I am trying to implement in my Python Script the s2cloudless. I am using python 3.6.13 so I installed s2cloudless 1.5.0. I have some questions:
Is it necessary to check for clouds after the initial scene classification?
Why I cannot import the specific s2cloudless version? It gives an error about future annotations meaning it needs newer python version when in the documentation it says that 1.5.0 needs python >= 3.6.
Hi, I asked my colleagues a bit, and we hope this helps.
s2cloudless will classify input data into cloudy and cloudless pixels, based on specified cloud probability threshold and post-processing parameters. If desired it will also return the cloud probability mask (see this method).
If you are talking about scene classification data, available in L2A data (calculated with Sen2Cor), then beware that the cloud masks available in there are different from s2cloudless (Sen2cor uses different algorithm). You can read more about comparison of s2cloudless and other cloud masking algorithms also in Cloud Mask Intercomparison eXercise (CMIX): An evaluation of cloud masking algorithms for Landsat 8 and Sentinel-2 - ScienceDirect
Please check your sentinelhub version (a requirement of the s2cloudless). I suspect it is above 3.6.0. Sadly the new versions of sentinelhub only support Python 3.7 or higher. If you want a version that is guaranteed to support 3.6. you need to downgrade sentinelhub all the way down to 3.4.2 (you might get by with 3.5.2). However due to the changes to the SentinelHub service it is hard to guarantee everything will work as it should without the latest version. Unless you are restricted by the Python version I’d suggest upgrading Python.

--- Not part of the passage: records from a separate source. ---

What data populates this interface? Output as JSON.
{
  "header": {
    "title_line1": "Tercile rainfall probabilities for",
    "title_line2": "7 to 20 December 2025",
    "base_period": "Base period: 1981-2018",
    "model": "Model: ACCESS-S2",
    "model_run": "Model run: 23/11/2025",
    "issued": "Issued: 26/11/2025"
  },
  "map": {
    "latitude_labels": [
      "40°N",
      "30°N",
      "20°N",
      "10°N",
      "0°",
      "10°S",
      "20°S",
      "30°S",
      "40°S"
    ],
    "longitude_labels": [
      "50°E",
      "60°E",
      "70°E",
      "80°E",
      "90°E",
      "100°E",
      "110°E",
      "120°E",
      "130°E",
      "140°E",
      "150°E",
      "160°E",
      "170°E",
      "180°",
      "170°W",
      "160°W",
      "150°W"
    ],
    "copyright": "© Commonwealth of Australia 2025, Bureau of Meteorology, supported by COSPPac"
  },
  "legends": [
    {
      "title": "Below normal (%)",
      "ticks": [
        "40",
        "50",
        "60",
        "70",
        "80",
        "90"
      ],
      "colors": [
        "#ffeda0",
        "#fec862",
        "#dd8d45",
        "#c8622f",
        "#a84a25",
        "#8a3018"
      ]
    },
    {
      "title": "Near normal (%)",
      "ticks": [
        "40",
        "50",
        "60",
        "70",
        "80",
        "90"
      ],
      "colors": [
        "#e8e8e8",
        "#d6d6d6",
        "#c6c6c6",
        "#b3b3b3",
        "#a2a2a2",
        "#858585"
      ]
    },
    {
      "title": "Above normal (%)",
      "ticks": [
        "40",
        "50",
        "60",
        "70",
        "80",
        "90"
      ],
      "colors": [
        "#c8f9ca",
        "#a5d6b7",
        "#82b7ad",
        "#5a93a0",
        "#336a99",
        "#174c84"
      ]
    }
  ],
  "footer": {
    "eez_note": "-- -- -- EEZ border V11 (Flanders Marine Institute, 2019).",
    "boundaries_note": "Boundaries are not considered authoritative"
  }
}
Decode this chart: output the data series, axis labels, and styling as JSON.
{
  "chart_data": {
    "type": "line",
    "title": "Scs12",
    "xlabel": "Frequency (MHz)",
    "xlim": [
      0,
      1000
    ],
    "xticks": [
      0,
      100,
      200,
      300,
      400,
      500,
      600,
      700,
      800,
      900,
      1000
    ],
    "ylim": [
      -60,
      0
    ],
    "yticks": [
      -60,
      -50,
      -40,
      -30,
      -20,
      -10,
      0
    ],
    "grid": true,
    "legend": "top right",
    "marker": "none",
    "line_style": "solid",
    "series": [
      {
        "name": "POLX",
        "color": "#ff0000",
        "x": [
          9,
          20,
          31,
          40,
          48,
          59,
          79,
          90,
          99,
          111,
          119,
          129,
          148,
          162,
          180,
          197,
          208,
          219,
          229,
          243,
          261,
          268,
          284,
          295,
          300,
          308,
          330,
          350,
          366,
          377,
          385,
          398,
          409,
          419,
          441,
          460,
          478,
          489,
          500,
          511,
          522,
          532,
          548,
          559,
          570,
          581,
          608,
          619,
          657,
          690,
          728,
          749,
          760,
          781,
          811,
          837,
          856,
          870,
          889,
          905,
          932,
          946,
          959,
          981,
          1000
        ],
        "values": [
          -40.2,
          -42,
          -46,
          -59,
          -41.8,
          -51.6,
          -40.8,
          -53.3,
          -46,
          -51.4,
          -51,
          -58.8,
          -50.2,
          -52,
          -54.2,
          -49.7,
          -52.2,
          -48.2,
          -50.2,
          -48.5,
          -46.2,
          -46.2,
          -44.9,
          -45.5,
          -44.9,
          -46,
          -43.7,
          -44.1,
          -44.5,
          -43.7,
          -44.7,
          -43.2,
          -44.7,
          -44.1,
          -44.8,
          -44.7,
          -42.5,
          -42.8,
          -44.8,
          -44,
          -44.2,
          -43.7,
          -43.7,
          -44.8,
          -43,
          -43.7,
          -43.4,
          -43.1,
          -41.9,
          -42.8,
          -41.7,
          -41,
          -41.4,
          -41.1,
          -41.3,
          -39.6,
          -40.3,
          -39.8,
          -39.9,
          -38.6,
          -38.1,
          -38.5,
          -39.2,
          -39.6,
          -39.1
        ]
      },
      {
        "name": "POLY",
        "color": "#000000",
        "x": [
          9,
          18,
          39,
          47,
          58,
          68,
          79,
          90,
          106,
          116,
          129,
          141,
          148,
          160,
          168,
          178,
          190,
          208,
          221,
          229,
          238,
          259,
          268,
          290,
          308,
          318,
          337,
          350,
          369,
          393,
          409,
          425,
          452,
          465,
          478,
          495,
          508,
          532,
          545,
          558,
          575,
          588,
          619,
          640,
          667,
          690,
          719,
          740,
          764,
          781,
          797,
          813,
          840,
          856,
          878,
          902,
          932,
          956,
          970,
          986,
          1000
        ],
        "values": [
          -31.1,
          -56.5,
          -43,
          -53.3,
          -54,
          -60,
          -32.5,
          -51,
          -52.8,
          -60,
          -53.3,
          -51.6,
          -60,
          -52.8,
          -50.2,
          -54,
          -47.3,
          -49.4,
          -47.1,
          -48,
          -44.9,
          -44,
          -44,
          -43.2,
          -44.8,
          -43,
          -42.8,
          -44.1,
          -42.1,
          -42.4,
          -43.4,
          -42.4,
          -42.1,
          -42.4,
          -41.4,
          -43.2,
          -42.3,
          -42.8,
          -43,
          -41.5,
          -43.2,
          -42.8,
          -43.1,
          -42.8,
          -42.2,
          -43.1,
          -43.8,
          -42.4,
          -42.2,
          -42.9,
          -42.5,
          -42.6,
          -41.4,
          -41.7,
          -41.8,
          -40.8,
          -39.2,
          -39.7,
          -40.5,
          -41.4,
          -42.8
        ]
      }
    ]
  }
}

I am using data derived from sentinel-2. I read the paper that you suggested, but still my question remains. If the Scene Classification algorithm is efficient for a three-year-data product to eliminate every possible clouds using a median value perhaps?
Regarding s2cloudless, I already talked with my colleagues and it will be oh high priority.
To eliminate every possible cloud several things have to be considered:
both s2cloudless and cloud masks from scene classification layer have their own false negatives. In this sense, you have to decide what is still acceptable.
tweaking the parameters of the s2cloudless, you can influence the amount of detected clouds with:
using lower cloud probability threshold for creating a cloud mask
increasing the dilation parameter (making cloud masks larger)
Both these tweaks will result in larger number of pixels classified as clouds, and often at the expense of cloudless pixels.
I cannot say much about the Scene Classification algorithm, but I am sure simple methods like a median value will not be sufficient to eliminate every possible cloud.